Kepala Disnakertrans Provinsi Bengkulu, Dr E Syarifudin SSos MSi mengatakan, kemungkinan masih banyak buruh perkebunan kelapa sawit di Bengkulu yang mendapatkan bayaran dibawah UMP, namun mereka enggan melaporkan kondisi tersebut. Padahal mereka memiliki hak untuk mendapatkan bayaran atas pekerjaan yang dilakukan sesuai UMP.
"Kami ingin menegaskan buruh perkebunan sawit  memiliki hak untuk melaporkan ketidaksesuaian upah dengan UMP ke Disnakertrans. Hal ini adalah bagian dari pelayanan rutin kami," ujar Syarifudin, Sabtu 2 Maret 2024.

Syarifudin menjelaskan bahwa Disnakertrans telah menyediakan layanan pengaduan untuk kasus seperti ini. Oleh sebab itu, buruh perkebunan sawit jangan ragu untuk melaporkan perusahaan yang masih membayar upah dibawah UMP.
"Kami memiliki layanan pengaduan yang selalu tersedia.
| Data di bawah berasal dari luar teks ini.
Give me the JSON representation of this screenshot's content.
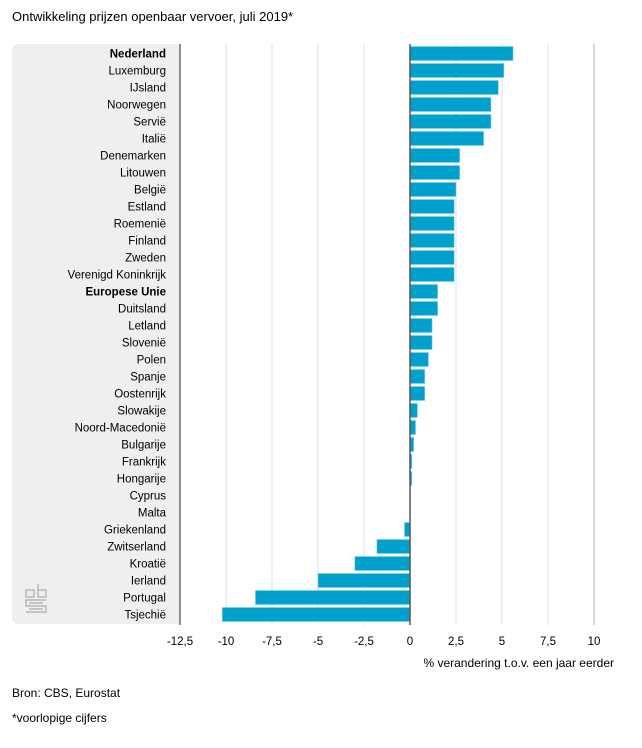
{
  "chart_data": {
    "type": "bar",
    "orientation": "horizontal",
    "title": "Ontwikkeling prijzen openbaar vervoer, juli 2019*",
    "xlabel": "% verandering t.o.v. een jaar eerder",
    "ylabel": "",
    "xlim": [
      -12.5,
      10
    ],
    "xticks": [
      -12.5,
      -10,
      -7.5,
      -5,
      -2.5,
      0,
      2.5,
      5,
      7.5,
      10
    ],
    "xtick_labels": [
      "-12,5",
      "-10",
      "-7,5",
      "-5",
      "-2,5",
      "0",
      "2,5",
      "5",
      "7,5",
      "10"
    ],
    "grid": true,
    "bar_color": "#00a1cd",
    "categories": [
      "Nederland",
      "Luxemburg",
      "IJsland",
      "Noorwegen",
      "Servië",
      "Italië",
      "Denemarken",
      "Litouwen",
      "België",
      "Estland",
      "Roemenië",
      "Finland",
      "Zweden",
      "Verenigd Koninkrijk",
      "Europese Unie",
      "Duitsland",
      "Letland",
      "Slovenië",
      "Polen",
      "Spanje",
      "Oostenrijk",
      "Slowakije",
      "Noord-Macedonië",
      "Bulgarije",
      "Frankrijk",
      "Hongarije",
      "Cyprus",
      "Malta",
      "Griekenland",
      "Zwitserland",
      "Kroatië",
      "Ierland",
      "Portugal",
      "Tsjechië"
    ],
    "bold_categories": [
      "Nederland",
      "Europese Unie"
    ],
    "values": [
      5.6,
      5.1,
      4.8,
      4.4,
      4.4,
      4.0,
      2.7,
      2.7,
      2.5,
      2.4,
      2.4,
      2.4,
      2.4,
      2.4,
      1.5,
      1.5,
      1.2,
      1.2,
      1.0,
      0.8,
      0.8,
      0.4,
      0.3,
      0.2,
      0.1,
      0.1,
      0.0,
      0.0,
      -0.3,
      -1.8,
      -3.0,
      -5.0,
      -8.4,
      -10.2
    ]
  },
  "footer": {
    "source": "Bron: CBS, Eurostat",
    "note": "*voorlopige cijfers"
  },
  "logo": {
    "icon": "cbs-logo-icon"
  }
}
Jadi, jika ada pelanggaran pembayaran gaji di bawah UMP, kami mendorong buruh perkebunan sawit untuk segera melapor ke kantor kami," tambahnya.

Baca Juga: Naik Lagi, Harga TBS Kelapa Sawit di Bengkulu Jadi Rp 2.489,25 Per Kilogram

Sementara itu, dalam upaya mencegah terulangnya pelanggaran ini, pihak Disnakertrans Provinsi Bengkulu berharap agar perusahaan-perusahaan di wilayah Bengkulu mematuhi kewajiban mereka dalam membayar gaji pekerja sesuai dengan aturan yang telah ditetapkan.
"Kami berharap perusahaan-perusahaan kelapa sawit memenuhi kewajiban mereka dalam membayar gaji pekerja sesuai dengan aturan yang telah ditetapkan," pungkasnya.

Ketua KSPSI Provinsi Bengkulu, Aizan Dahlan mengatakan, berdasarkan laporkan yang diterima oleh pihaknya masih banyak perusahaan kelapa sawit di Bengkulu yang belum membayar upah sesuai UMP. Padahal UMP tahun 2024 ini sudah ditetapkan sejak awal tahun. 
"Kami mendapatkan laporan banyak buruh dan pekerja di bayar dibawah UMP," ujarnya.

Ia berharap, pekerja harus berani melaporkan perusahaan sawit tersebut. Sebab tindakan yang dilakukan perusahaan merugikan hak para pekerja.
"Perusahaan Kelapa Sawit yang tidak membayar upah sesuai UMP itu wajib dilaporkan dan diberi sanksi tegas," pungkasnya.